On Sunday, Dec. 7, after working the swing shift Saturday night, he'd reported for work before the bombing began.

"A cannon went off right over the tunnel. Wham!" he said. "We all ran into the tunnel (leading to the tanks)."

During the bombing, a civilian public works boss ordered O'Leary/Yoshimura and a welder from Texas to come with him. The explosion that had capsized the battleship Oklahoma had burst the water main supplying Ford Island.

There was no fresh water on the island to drink, and they were fighting fires with salt water. "O'Leary" and the Texan were to repair the water main.

"I don't remember any O'Leary on our crew," said the Texan. Yoshimura explained diplomatically, "That's because you worked outside. Me, I was inside. I heard you're the best welder in Texas. I'm Japanese-Irish, the best welder in 'A'ala. Let's go."

Yoshimura and the Texan worked side by side hooking up 100-foot sections of pipe to replace the broken one on the ocean floor. Two tugs in the harbor kept the pipe afloat as it lengthened and extended across the water.

There was no time to sleep or eat. Twenty-four hours passed, and another 24. The welders worked steadily, not stopping to rest, with only pineapple juice to sustain them.

By the end of 72 hours of furious labor, the pipe reached Ford Island.

The Texan had gone home. O'Leary/Yoshimura was still on his feet. The pipe had to be connected at Bishop Point (now known as Hospital Point) before the water could start flowing to Ford Island.

"Can you finish it?" the boss asked.

"Give me an hour," Yoshimura said.
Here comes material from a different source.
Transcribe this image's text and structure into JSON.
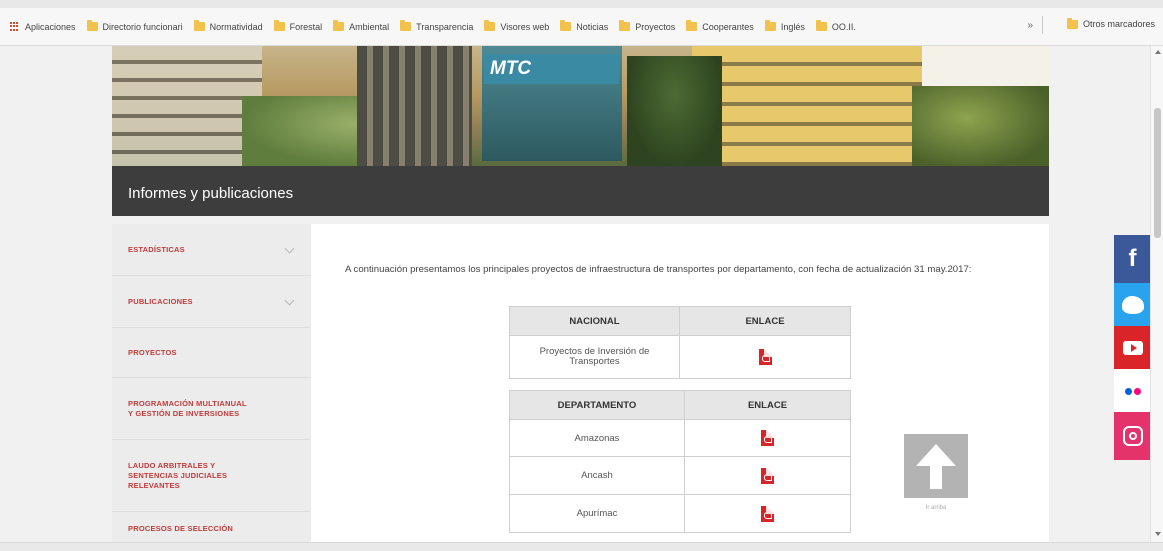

As he welded, dead bodies in plastic bags were being brought across from Ford Island.

The water main finished, Yoshimura went to the submarine base mess hall, where he ate a huge helping of ham and eggs before welding a light in place on the pier.

About that time, a patrol came around and marched everybody who looked Japanese to the main gate. Yoshimura said, "They took everything out of our wallets and told us to be off the streets at curfew, 6 p.m. 'After that, we shoot to kill,' they said."

Yoshimura didn't even have bus fare to 'A'ala but he got a free ride, fell into bed at the Kobiyashi Hotel and slept for four days in his dirty clothes. "A haole guy" woke him up and said, "We want you to come back to work."